As Indermit Gill, the World Bank Chief Economist underscored at the meeting, the unequal distribution of educational investment translates into a dramatic reproduction of global educational inequality, as the amount of resources each country can invest per school-age person greatly diverges. Roughly, per capita spending in education is over US$ 8500 per year in high-income countries, but only US$ 300 in lower-middle-income countries and merely US$ 50 in low-income countries. Domestic inequalities only compound the problem.
Without exception, all ministers indicated that government budgets are under pressure, and that, due to global crises, resources become thinly spread between different priorities. However, many ministers also mentioned that post-COVID budget allocations to sectors such as health, infrastructure, and security have substantially increased, without any significant effort to widen the fiscal space for education.

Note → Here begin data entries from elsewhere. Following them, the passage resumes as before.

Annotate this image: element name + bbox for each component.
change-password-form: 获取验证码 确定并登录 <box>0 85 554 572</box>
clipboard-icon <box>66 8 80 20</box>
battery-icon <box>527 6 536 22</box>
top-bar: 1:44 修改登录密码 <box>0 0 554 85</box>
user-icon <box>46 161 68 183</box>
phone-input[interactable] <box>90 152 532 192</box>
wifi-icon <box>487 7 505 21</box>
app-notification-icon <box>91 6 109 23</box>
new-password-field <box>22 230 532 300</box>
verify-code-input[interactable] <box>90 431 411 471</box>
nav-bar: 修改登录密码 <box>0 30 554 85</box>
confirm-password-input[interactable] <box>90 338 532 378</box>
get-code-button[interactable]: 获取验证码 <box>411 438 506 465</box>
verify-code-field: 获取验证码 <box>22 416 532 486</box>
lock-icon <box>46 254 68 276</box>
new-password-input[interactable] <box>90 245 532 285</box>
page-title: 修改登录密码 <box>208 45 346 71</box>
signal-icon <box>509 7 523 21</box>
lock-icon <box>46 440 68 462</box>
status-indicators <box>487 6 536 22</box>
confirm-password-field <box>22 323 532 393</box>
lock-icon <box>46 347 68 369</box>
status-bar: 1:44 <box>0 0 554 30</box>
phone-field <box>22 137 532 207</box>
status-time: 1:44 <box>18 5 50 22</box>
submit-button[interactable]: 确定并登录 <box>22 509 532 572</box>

Education tends to be seen as business as usual, and countries balance increases in some sectors with austerity measures reducing social and education investment aimed at balancing the budget. Only a few countries see the transformative power that education can have in the long term on their country.
Our response to the finance ministers was clear: these trade-offs are rather focused on the short term. Although bringing marginal positive effects, countries should put investments in education at the front and centre of their fiscal policy and spending priorities.
Critical for this dialogue between financial and education authorities is the understanding that education has proved to be an investment with one of the highest rates of return, let alone a critical investment for achieving all 17 SDGs. Over forty years, income per capita is estimated to be 23% higher in a country with more equal education.
Shifting the narrative
The dialogue that needs to take place globally – and more importantly at domestic level – should not centre around the alleged trade-offs between sectors with competing resource interests, but rather needs to be structured around the complementarities of such investments.
Questions of strategic financing for the future must include considerations of the long-term impact of such investments and their significant rates of economic return, which calls for renewed efforts at expanding the fiscal space through ambitious and progressive tax reforms, a better handling of critical debt issues and other innovative finance mechanisms. We must have education at the heart of this dialogue.
Simply put, the lack of adequate investments in education implies the de-facto bankruptcy of our society, not only looking through the lens of economic development, but also on other fronts, human well-being, social coexistence in an increasingly diverse context, our living environment, global peace and security, and the full enjoyment of a good and meaningful life.
We therefore need to be making better and smarter choices of how and where we invest, ensure value for money in the long run, and not shy away from making bold real transformative investments in education, going beyond the “financing as usual” case.
To conclude, if we are to unlock the transformative power of education to tackle global challenges and inequalities and promote a more dynamic, fair and sustainable development, we must do three things:
- We must invest more in education: increasing not only the national and public effort as reflected in percentages of GDP and domestic budgets but increasing real per capita investment in education.
- We must invest more equitably in education: making sure that the most vulnerable 40% of potential learners in every country has access to quality and relevant education.
- We must invest more efficiently in education: taking advantage of what we already invest and magnifying its results through proven methods of effective teaching, assessing, and learning.